It's worth mentioning that there are two classes of this game:
1) I get 47 of my closest friends to mindlessly vote it up in some kind of vote exchange black market.
2) I get one or perhaps two close friends who have read the submission and genuinely like it to vote up so that my submission has a chance to stand on its own merit.
#1 is bad, and makes HN cheap. #2 though is a rational response to a broken system.
I think the right approach to #1 is to algorithmically detect and squash it. The right approach to #2 is to figure out why it's even necessary to do that, and change the system such that it's no longer necessary at all.
Yeah. There's also a difference when it comes to what you're posting. If I post Random Link To an Article I Found Online, I don't bother asking any of my friends to upvote. If I post Ask HN: Review My Startup That Will Make Me Millions, I really want to make sure that gets seen so I get plenty of insight, so I'll either ask 1 or 2 of my friends to or tweet the link to the HN discussion, knowing that only 3 or 4 of my followers even have HN accounts that they've used enough for their votes to count, so I'm not gaming the system to a ridiculous degree.

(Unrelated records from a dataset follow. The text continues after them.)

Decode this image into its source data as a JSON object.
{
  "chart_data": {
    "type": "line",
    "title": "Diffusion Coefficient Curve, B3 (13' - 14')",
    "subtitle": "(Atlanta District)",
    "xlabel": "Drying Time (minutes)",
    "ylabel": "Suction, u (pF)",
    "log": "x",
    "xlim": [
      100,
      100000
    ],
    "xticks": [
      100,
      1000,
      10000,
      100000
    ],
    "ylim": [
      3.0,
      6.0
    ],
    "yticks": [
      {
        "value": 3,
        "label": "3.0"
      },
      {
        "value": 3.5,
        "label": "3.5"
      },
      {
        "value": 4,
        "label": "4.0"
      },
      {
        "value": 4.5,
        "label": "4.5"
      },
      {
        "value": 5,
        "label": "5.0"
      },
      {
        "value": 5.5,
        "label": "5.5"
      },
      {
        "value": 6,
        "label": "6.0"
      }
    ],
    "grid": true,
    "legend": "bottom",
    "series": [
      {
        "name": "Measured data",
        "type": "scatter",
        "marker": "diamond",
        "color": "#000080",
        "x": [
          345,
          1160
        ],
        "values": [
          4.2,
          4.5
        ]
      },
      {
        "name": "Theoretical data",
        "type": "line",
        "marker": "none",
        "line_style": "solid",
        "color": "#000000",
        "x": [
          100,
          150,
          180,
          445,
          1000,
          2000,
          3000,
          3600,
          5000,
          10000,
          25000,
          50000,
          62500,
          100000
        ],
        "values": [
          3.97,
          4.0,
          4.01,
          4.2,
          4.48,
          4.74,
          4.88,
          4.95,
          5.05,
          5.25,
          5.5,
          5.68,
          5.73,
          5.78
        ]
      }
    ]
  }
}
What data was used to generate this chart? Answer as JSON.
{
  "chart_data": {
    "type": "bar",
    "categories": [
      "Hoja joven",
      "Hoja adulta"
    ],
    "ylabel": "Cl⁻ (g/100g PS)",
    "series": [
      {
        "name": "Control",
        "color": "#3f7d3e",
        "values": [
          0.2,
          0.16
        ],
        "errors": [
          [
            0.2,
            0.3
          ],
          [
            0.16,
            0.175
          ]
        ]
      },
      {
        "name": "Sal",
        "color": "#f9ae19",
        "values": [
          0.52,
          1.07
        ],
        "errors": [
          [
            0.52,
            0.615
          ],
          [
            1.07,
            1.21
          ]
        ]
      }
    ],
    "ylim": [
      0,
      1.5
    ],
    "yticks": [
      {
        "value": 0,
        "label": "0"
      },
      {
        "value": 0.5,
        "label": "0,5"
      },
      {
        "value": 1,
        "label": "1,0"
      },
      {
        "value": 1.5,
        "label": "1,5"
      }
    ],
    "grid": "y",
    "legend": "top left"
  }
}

The interesting thing here is not how many people do this but how many of the links that get posted were upvoted by 'friends'. Even if it is only a few people doing it if they are heavy submitters it could materially alter the situation.
And if they're 'critical' upvotes I wouldn't have much of a problem with it but if they are upvotes just because your friend wrote whatever then that's really the 'road to digg'.
From my own research I can see we are still quite a few 'yes' votes short.
No, but I've been asked to upvote several times. I usually do because they're good stories and people know to only ask me such things if their stuff is actually any good, but I don't always follow through.
That out of the way, it'd be cool if there were a way to more easily track "good" new submissions. I browse the /new page perhaps once or twice a day (at most) so a lot of good stuff is going to have passed me by. Being able to see new stuff from a "favorite" set of users would be kinda cool (or even the top 100) but might break the dynamic of the site..?
I do it when I think the post is of sufficient quality. That extra vote within 5 minutes of posing it usually bumps it to the front page where it actually stands a fair chance of getting noticed.
1) I get 47 of my closest friends to mindlessly vote it up in some kind of vote exchange black market.
2) I get one or perhaps two close friends who have read the submission and genuinely like it to vote up so that my submission has a chance to stand on its own merit.
#1 is bad, and makes HN cheap. #2 though is a rational response to a broken system.
I think the right approach to #1 is to algorithmically detect and squash it. The right approach to #2 is to figure out why it's even necessary to do that, and change the system such that it's no longer necessary at all.